— Je veux bien, dit Planchet. Mais, là-bas, il y a des gendarmes. A moins que vous soyez disposée à y retourner toute seule…

Elle se serra contre lui très gentiment : geste d’attachement plus facile que des paroles, beaucoup plus expressif tout en étant moins gênant. La question se trouvait réglée.

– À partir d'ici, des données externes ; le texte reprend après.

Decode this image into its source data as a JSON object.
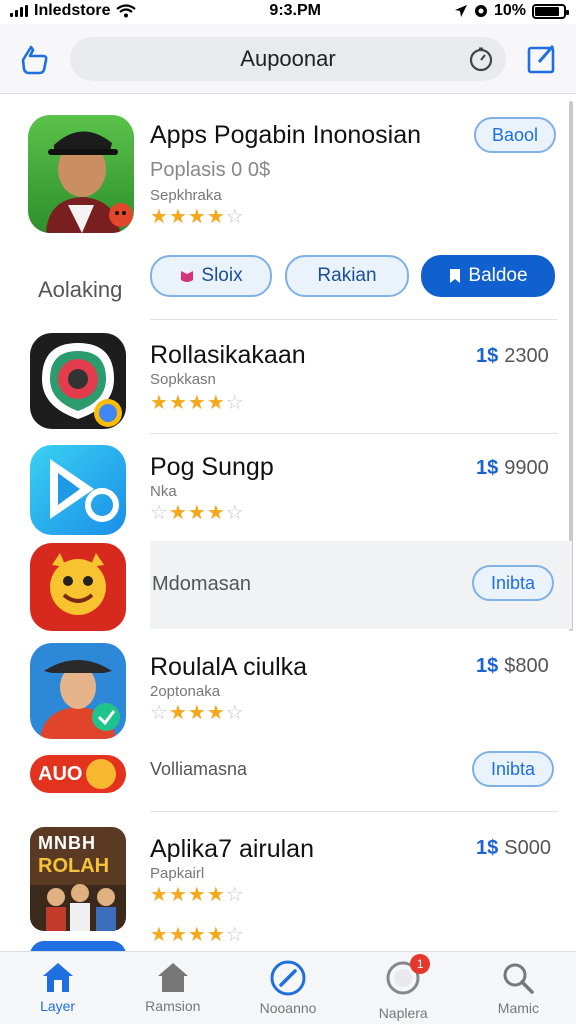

— Si on vous demande de donner la leçon, dit Planchet, voici ce que vous ferez : les enfants auront bien des livres d’étude, d’arithmétique, de dictées, de fables, d’histoire et de géographie. Vous leur donnerez des leçons à apprendre et, le lendemain, vous leur ferez réciter leurs leçons en suivant dans les livres. Jusqu’à quel âge avez-vous été à l’école ?

— Jusqu’à treize ans. Mais je n’y allais pas tous les jours…

— … Oui… Vous noterez les leçons que vous avez donné à apprendre. Et nous trouverons bien un moment pour que je vous explique, à vous, ce que cela veut dire, afin que vous puissiez leur refiler mes explications, si les parents sont là. Si les parents ne sont pas là, les enfants s’en fichent… Je sais ça, je vous dirai, parce qu’un été j’ai été précepteur pendant quinze jours…

— Oui, mais vous, vous êtes savant, dit Catherine.

— Possible, dit Planchet. Mais le peu de science que j’ai dans la tête, au bout de ces quinze jours, il n’en avait pas passé beaucoup dans la tête des enfants.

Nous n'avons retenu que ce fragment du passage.